To prove Cometti really had his finger on the pulse, his simple, “they fear things like this” to Jason Johannisen’s goal being disallowed neatly summed up Bulldog fan fatalism.
“It’s over!” McAvaney, to Liam Picken running into the open, sealing the goal.
2017: Richmond defeat Adelaide
Now, I’m of the minority opinion that, like children, grand finals are all beautiful. Even the terrible ones, because there is only one every year, they all have their exciting build-up and provide a story afterwards.
They each have their own non-repeatable colours, and even the blowouts are by definition close at the start and have turning points.
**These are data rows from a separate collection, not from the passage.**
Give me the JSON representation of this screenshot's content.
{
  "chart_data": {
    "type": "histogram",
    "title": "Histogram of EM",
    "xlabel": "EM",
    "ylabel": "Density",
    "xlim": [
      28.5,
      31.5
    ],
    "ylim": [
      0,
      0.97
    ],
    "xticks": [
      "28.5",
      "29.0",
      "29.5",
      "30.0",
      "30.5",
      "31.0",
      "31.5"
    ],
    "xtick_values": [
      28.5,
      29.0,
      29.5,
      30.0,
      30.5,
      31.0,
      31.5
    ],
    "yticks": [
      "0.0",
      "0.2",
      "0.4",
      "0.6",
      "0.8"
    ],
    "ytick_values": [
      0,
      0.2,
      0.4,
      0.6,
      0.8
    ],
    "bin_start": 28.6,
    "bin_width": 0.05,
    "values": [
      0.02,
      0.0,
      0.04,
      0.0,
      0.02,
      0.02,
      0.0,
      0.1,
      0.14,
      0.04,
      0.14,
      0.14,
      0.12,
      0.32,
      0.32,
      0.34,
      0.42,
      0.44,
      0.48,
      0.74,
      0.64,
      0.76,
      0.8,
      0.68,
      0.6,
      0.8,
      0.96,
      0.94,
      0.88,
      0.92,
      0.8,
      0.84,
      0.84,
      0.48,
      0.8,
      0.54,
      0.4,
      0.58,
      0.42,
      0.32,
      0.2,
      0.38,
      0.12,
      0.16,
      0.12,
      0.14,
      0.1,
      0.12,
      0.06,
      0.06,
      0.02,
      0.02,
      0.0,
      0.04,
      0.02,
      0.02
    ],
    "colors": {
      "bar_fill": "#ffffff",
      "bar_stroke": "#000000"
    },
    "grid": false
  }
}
This game and even the colours were duds – Richmond’s change strip – but the fallout was unbeatable. If you had told me pre-game that one of those clubs would not only easily win the match but go on to become the dominant team of the competition, while the loser would go into a generational spiral, I’d have had no trouble believing it.
Need I add that I historically expected Richmond to be the latter?
“Well, Adelaide have to stand up here.” Everyone jokes that the first time it occurred to them that Richmond could win the 2017 premiership was halfway through the third quarter.
This was the moment when the Tigers had scored the first three goals and were up by five, McAvaney stated that line, disbelieving, and the camera swept over dumbfounded Crows supporters.
As a young’un present at the 1997 preliminary final, I was glad the Crows finally had a stain they could never expunge. By 2020 I actually felt sorry for them, which was just unthinkable.
Jack Riewoldt. (Photo by Matt King/AFL Media/Getty Images)
2018: West Coast defeat Collingwood
The Bulldogs won their flag just in the nick of time for Cometti to add some additional beauty to the occasion.
Imagine if he could have spoken through Dom Sheed’s shot at goal? Sigh.
This is not a comprehensive list, so, feel free to add more below as I’m sure I’ve forgotten some. Jezza you beauty is a given, you don’t need to add that one.